I looked at the logs and additional JMX metrics but there is no smoking gun. I believe all clients are connected to every server so there should not be a single coordinating server. I'll try to see what happens in the next round of tests maybe there is something that I can see on the live system.

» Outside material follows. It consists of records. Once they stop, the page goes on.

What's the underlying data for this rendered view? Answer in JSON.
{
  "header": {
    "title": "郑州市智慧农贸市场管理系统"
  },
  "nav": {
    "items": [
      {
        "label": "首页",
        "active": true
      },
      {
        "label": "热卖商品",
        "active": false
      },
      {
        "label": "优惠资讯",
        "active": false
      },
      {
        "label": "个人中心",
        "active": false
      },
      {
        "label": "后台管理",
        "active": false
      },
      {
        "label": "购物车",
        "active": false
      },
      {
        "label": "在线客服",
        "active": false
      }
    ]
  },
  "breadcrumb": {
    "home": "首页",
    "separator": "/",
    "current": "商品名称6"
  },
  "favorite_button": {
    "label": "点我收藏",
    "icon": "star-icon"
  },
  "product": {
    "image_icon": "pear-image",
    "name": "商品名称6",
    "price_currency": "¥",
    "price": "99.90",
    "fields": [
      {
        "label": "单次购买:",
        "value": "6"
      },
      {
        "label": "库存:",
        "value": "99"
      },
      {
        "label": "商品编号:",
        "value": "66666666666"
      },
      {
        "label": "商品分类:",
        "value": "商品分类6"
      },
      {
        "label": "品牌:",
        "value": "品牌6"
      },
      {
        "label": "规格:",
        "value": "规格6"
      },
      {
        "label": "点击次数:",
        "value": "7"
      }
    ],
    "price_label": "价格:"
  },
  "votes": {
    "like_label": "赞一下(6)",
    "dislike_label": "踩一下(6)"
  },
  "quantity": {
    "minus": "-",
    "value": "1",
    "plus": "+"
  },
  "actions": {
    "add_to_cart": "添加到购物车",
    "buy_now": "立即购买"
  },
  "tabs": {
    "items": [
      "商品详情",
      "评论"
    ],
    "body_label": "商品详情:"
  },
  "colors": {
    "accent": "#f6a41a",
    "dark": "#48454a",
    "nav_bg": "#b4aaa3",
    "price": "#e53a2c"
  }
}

Closing this ticket for now, moving to the next test.
OK, here it goes:
$ nodetool status
Datacenter: datacenter1
=======================
Status=Up/Down
|/ State=Normal/Leaving/Joining/Moving
-- Address Load Tokens Owns (effective) Host ID Rack
UN 10.128.0.116 553.12 KiB 256 ? 9dea29d2-81e1-47f7-b090-790273382b5f rack1
UN 10.128.0.114 437.55 KiB 256 ? dc3c9e53-b336-4cde-9a68-0c1ecc92aa18 rack1
UN 10.128.0.115 80.01 MiB 256 ? 36ddf99b-742a-48d4-a1b7-e82c8140d189 rack1
UN 10.128.0.110 304.19 KiB 256 ? ba56d50c-eb46-407b-9a9f-45452a11550b rack1
UN 10.128.0.34 382.9 KiB 256 ? 5b298a67-c59b-4b3c-8e9a-00263e14d0a6 rack1
UN 10.128.0.30 232.81 KiB 256 ? e0be23ed-2516-45c5-88c5-bbdf9ffe9481 rack1
Started short run with 1k visits, no problems so far after 50 visits.